I chipped away for many years trying to create a niche: Owning a small bookshop had some advantages. It forced me to be excruciatingly selective about the books. This allowed the bookshop to be more eclectic, as opposed to others who would house a collection thrust on to them by the distributors. I have spent years hounding these distributors for publisher catalogues, often salvaging them from their trash bins and then making small procurement order, to try and get books that didn’t stand a chance of ever being ordered.
And boy, it was sheer joy.
It took me a long while, but slowly and steadily, the same traders would inform me that a new lot of books had arrived in their warehouses. I would rummage through strewn cartons spilling with books, trying to figure out how many copies of what I could sell. The broad consensus among publishers was to send me books no one else could figure out. Till date, unsuspecting clients still walk in and ask where I get my books, why the selection is different from other bookshops, and who chooses the books for me. Some are still quite unconvinced that I got my books from exactly the same source as every other bookshop in the city, and that I personally choose to keep the vast majority of books out of the shop. Perhaps it reflects my biases. Mostly, it's to do with being a reader, someone who grew up with his nose in one too many, which put me in considerable advantage to transcend beyond titles in a bestseller list.
I have always maintained that bookselling is an oxymoron: Books sell on their own merit. Booksellers merely facilitate this by presenting a good selection. Yes, you can hand sell a few books, point people to a particular direction, make a few suggestions to your regulars. But largely, everybody must make up their mind. So the role of a bookseller, I believe, can, at best, be described as a kind of curator. A function rendered redundant today when every book is a mere listing on the internet.
What do I feel having to shut shop? In one word: relief. A bookshop is an organic entity, a response to stimuli. With the participatory stimulus gone, you are merely existing in a vacuum. Some advise me on staying alive in a marketplace run by the internet. I ask myself: Am I just prolonging the death throes or is it a gradual metamorphosis? I am rather sceptical of my relevance in the current market scenario.
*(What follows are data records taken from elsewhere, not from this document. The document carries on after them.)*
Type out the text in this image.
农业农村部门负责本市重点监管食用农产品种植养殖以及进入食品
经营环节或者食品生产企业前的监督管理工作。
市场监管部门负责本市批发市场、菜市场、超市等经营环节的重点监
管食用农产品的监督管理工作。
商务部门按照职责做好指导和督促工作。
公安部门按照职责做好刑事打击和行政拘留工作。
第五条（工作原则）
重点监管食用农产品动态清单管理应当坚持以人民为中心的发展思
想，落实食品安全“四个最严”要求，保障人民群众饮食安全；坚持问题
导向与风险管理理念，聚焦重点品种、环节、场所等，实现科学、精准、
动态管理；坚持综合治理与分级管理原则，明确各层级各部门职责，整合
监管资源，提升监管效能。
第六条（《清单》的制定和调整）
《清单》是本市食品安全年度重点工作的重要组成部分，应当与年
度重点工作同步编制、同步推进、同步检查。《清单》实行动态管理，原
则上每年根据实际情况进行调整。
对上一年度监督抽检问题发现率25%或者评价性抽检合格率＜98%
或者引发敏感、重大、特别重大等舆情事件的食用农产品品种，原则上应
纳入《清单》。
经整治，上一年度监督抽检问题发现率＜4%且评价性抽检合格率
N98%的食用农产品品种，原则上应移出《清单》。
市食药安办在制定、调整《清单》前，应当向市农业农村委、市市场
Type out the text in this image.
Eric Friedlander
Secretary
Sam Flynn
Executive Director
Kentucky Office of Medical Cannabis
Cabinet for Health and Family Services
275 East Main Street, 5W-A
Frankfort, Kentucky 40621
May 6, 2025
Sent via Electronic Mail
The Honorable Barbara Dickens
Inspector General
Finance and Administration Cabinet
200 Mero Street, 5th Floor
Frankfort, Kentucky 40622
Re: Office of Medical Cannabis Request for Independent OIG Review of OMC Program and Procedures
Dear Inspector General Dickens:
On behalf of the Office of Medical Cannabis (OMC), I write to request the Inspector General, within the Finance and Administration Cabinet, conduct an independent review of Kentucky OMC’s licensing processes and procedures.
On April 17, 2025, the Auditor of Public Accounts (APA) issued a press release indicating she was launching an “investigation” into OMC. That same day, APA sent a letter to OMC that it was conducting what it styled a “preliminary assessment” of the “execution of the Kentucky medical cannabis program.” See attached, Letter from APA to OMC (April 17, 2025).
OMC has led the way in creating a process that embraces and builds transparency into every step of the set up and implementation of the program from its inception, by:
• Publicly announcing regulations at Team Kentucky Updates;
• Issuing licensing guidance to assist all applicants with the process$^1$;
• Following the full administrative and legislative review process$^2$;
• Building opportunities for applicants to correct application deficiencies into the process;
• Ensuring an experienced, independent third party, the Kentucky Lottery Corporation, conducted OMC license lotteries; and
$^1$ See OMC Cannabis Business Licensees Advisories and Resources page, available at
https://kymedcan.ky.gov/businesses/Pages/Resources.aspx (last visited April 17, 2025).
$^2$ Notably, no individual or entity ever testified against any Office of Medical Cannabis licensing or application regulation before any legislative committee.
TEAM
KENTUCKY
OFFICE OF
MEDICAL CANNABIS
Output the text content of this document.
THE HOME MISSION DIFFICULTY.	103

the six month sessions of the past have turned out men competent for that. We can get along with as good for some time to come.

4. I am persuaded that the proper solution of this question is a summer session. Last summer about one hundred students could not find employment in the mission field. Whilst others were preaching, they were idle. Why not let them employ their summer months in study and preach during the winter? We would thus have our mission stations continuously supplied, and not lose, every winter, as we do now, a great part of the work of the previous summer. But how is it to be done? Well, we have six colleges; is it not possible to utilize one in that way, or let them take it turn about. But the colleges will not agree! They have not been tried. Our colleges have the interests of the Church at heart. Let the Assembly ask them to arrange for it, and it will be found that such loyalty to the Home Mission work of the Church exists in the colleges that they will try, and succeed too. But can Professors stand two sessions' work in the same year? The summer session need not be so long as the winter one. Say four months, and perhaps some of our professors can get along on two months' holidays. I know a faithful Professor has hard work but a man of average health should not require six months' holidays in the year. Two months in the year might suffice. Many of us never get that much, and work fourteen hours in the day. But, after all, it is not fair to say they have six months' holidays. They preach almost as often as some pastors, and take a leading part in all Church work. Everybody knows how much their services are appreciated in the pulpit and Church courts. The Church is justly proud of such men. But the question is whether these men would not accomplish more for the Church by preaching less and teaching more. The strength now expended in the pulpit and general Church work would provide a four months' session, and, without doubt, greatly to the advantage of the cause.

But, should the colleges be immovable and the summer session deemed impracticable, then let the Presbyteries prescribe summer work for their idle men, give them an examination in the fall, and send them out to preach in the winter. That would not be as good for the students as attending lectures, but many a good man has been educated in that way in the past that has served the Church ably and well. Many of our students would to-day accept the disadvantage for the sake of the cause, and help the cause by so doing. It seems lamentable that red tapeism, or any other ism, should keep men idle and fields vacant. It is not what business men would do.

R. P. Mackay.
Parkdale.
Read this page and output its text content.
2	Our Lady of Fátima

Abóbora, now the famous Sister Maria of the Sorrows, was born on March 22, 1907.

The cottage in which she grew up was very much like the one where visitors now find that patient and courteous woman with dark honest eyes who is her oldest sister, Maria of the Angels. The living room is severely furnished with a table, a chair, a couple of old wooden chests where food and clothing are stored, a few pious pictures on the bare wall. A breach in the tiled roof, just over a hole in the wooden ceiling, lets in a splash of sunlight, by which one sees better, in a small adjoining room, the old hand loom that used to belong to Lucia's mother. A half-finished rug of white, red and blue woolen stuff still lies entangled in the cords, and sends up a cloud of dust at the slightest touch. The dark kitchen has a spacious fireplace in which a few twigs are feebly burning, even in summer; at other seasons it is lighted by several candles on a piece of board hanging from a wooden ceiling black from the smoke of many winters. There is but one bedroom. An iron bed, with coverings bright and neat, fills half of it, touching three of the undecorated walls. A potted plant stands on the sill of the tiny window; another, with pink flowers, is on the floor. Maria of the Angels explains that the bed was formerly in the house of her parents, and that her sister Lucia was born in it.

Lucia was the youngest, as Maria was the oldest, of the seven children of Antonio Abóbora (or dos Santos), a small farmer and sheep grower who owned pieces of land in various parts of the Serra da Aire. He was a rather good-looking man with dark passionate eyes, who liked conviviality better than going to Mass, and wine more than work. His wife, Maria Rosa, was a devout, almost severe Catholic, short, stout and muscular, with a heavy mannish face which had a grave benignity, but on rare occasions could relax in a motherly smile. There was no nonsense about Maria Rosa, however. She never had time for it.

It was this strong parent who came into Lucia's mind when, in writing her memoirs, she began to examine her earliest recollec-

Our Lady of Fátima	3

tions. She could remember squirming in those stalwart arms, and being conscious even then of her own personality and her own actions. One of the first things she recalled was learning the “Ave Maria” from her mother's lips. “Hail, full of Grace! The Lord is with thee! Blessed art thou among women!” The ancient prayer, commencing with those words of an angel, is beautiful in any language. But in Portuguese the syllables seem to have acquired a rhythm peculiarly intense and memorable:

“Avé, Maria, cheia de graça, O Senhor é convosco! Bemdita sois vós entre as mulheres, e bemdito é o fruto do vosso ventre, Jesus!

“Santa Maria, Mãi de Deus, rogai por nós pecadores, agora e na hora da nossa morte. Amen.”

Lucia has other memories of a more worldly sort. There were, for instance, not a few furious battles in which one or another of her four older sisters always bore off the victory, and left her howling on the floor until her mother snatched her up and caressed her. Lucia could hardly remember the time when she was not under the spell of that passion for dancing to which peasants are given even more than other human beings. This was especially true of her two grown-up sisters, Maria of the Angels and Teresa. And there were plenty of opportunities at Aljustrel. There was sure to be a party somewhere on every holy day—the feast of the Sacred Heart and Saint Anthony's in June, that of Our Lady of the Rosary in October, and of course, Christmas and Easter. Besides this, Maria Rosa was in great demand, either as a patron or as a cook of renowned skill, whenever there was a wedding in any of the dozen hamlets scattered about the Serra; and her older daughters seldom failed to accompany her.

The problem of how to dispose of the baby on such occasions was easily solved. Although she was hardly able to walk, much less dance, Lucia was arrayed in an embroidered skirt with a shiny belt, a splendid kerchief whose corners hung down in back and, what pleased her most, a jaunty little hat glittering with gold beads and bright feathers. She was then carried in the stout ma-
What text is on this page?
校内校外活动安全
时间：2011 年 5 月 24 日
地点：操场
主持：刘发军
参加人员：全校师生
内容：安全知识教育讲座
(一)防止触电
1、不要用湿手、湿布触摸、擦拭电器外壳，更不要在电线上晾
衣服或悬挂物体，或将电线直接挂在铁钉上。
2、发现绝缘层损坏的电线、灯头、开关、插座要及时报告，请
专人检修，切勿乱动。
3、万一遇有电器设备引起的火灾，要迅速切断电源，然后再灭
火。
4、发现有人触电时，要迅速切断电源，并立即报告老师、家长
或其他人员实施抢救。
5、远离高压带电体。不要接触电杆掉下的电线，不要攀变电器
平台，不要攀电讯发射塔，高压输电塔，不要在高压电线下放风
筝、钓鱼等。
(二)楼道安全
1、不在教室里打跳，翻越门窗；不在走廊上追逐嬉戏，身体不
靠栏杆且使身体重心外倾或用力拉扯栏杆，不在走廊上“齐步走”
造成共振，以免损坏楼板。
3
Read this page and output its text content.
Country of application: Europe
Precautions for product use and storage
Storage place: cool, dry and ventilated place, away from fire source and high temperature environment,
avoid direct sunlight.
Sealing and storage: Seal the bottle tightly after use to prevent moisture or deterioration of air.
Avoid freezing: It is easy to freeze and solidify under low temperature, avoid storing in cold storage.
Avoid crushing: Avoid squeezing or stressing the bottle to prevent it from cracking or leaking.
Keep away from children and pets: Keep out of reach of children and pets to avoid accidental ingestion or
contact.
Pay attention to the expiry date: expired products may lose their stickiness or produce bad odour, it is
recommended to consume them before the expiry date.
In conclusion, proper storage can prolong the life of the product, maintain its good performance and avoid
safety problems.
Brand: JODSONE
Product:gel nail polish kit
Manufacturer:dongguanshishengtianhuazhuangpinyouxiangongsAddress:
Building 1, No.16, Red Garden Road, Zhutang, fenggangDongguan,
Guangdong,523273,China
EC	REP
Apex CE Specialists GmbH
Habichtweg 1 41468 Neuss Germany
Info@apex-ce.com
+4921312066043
The city now has one less indie bookshop: A city that has had too few bookshops to begin with, and hardly any noteworthy chain store, the likelihood of another bookstore coming up and making a difference is pretty slim. Especially in this current environment of reduced retail sale and high rentals. On that count alone, it’s an irreparable loss. I maintain books are highly tactile objects and cannot be sold on the internet alone. The art of browsing and the serendipity of finding unconnected books are hard to emulate in the virtual world. The number of people who come in to find books, then to compare prices on their smartphones, while the slightly sensitive ones merely photograph the book and then order from home, only goes to validate my point. The books, which customers take for granted, are there in the shop because of booksellers’ perseverance.
What will always bring a smile to my face: Seeing a generation of readers coming in with their children, and being told how the books and the bookshop were an integral part of their formative years. They actually thank me!
I did it my way: Now I take a deep bow with the greatest humility, and utmost flexibility, and kiss it goodbye.